Hmmmmm. And that labor does?

Please think about this a big more - cities do not have industry or agriculture in them. They need those suburbs to provide that. You can't just dismiss it as "cheap labor" - what exactly do you plan to eat or buy?

1 comments

Farms aren't sub-urbs, farms are rural. Suburbia "lesser-urban" is housing estates. Nothing productive happens there.

https://dictionary.cambridge.org/dictionary/english/suburbia - "the outer parts of a town, where there are houses, but no large shops, places of work, or places of entertainment"

People live there. And they create business nearby.

And those business are closer to the rural areas than the cities are.

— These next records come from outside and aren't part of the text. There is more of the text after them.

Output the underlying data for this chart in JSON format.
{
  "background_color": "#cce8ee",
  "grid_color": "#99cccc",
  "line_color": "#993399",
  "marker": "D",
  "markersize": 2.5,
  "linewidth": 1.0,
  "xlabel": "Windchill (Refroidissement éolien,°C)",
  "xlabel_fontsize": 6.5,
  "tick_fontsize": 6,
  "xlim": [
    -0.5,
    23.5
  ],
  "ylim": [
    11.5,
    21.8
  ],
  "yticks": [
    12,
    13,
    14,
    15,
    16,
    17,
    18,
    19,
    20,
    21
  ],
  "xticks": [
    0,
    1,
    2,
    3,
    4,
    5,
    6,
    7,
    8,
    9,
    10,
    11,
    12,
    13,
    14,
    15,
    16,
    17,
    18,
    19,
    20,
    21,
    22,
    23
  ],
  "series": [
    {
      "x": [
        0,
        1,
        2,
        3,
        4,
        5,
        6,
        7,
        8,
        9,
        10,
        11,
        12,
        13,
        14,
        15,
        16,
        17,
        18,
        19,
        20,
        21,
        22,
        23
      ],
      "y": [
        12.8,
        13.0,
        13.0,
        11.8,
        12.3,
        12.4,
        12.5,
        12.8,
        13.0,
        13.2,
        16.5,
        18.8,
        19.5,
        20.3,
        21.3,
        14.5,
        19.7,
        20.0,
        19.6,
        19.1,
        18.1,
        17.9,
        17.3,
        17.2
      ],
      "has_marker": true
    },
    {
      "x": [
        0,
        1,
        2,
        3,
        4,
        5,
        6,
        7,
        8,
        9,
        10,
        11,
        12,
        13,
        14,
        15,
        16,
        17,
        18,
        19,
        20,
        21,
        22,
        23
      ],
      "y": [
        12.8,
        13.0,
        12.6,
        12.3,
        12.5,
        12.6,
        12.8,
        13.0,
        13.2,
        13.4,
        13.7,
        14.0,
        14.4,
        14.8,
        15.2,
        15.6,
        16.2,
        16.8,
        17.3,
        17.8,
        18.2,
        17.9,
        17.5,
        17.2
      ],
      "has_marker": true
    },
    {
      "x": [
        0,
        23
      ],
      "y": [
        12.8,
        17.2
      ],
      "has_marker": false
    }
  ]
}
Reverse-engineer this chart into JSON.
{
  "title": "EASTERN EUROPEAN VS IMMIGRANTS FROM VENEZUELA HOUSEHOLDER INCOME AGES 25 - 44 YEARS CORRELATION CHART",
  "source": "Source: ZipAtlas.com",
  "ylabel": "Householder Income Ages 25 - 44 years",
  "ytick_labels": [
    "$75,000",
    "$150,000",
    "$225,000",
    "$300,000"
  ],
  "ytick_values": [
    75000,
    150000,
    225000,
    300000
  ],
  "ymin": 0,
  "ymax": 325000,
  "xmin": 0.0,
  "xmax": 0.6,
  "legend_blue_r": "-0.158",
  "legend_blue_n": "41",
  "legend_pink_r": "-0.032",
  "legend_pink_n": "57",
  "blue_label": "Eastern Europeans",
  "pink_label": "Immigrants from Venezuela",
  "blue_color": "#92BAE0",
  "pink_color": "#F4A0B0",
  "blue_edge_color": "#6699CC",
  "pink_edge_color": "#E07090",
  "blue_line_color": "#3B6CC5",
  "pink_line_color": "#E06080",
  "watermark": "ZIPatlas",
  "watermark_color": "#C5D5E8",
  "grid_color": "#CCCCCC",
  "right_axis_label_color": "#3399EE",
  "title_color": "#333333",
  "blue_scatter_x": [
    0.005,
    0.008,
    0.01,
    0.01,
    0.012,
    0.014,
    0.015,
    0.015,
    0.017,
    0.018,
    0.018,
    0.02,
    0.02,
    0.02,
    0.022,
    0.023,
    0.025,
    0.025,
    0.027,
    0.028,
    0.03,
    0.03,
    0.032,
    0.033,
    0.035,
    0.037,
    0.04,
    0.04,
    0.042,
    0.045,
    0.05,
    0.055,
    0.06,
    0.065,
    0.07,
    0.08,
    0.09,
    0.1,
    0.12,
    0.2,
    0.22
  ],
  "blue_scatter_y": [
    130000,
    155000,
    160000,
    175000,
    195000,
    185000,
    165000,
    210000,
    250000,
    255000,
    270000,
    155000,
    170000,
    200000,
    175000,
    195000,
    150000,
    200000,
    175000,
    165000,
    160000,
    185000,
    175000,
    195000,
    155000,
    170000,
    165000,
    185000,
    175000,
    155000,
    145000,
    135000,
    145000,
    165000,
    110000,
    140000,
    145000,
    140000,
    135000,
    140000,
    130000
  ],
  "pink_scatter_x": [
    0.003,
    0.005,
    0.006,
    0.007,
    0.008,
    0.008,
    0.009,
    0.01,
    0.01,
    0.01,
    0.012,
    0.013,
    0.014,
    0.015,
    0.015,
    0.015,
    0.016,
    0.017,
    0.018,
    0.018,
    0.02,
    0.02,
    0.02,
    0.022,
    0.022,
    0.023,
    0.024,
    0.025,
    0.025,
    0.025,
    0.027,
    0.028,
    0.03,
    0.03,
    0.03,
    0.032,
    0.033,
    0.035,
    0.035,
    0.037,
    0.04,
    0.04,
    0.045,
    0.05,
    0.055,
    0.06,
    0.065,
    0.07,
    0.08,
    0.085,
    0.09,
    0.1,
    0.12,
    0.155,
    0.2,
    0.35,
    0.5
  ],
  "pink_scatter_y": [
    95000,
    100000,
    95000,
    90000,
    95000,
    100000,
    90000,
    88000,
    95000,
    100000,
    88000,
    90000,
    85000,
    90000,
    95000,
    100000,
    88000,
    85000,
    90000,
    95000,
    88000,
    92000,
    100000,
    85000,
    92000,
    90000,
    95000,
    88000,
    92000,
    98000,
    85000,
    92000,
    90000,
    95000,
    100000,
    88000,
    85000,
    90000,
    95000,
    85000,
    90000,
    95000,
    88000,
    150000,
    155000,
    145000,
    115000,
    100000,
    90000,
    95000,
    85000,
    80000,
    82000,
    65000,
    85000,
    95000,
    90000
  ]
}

And also, there aren't really any places with just houses and no places of work, that doesn't really exist.

Most American incorporated cities are subject to zoning. In the US, most zoning codes define the following: minimum setbacks (how far from the edge of the lot the building line begins at, aka the buffer between the home and the street for residential zones), minimum lot sizes (what's the minimum size a lot can be parceled out into), and maximum FARs (Floor-to-Area ratios, the maximum amount of floor space buildable in a given area.) This is true in most zoning codes across Residential, Industrial, Agricultural, Commercial, and other zones.

The "suburbs" are generally Single Family Home (SFH) zoned areas (the name of the zone differs per-city) defined by a requirement to have a single dwelling, a large minimum lot size, large setbacks, and low maximum FARs. Nothing mandates that SFH zones need to be adjacent to agricultural areas. In fact most zoning codes detail a long list of uses allowed within the zone and a buffer between zones. For example, most zoning codes require a larger buffer between industrial or agricultural zones and residential zones. By definition how much "closer to the rural area" suburbs are is defined purely by how much SFH housing there is, nothing more.

The reason why most US suburbs abut dense inner cities is that historical US city development occurred densely before the automobile and then postwar development happened according to zoning codes which carved most new residential areas into SFH zoned areas. Cities were grandfathered into the new zoning codes. The codes themselves developed slowly and only started mandating huge minimum lot sizes in the last 30 years or so. This is why suburban development tends to form around a city.

> And also, there aren't really any places with just houses and no places of work, that doesn't really exist.

this is exactly what suburbs are.

You live there, nothing else. You wake up then you drive to work somewhere else

That's maybe a cultural difference. For example I know of no such place in Belgium even if I'm quite well travelled in it. So it's a least really not common to have suburbs as you describes.
You haven't seen the Central Valley of California I guess LOL.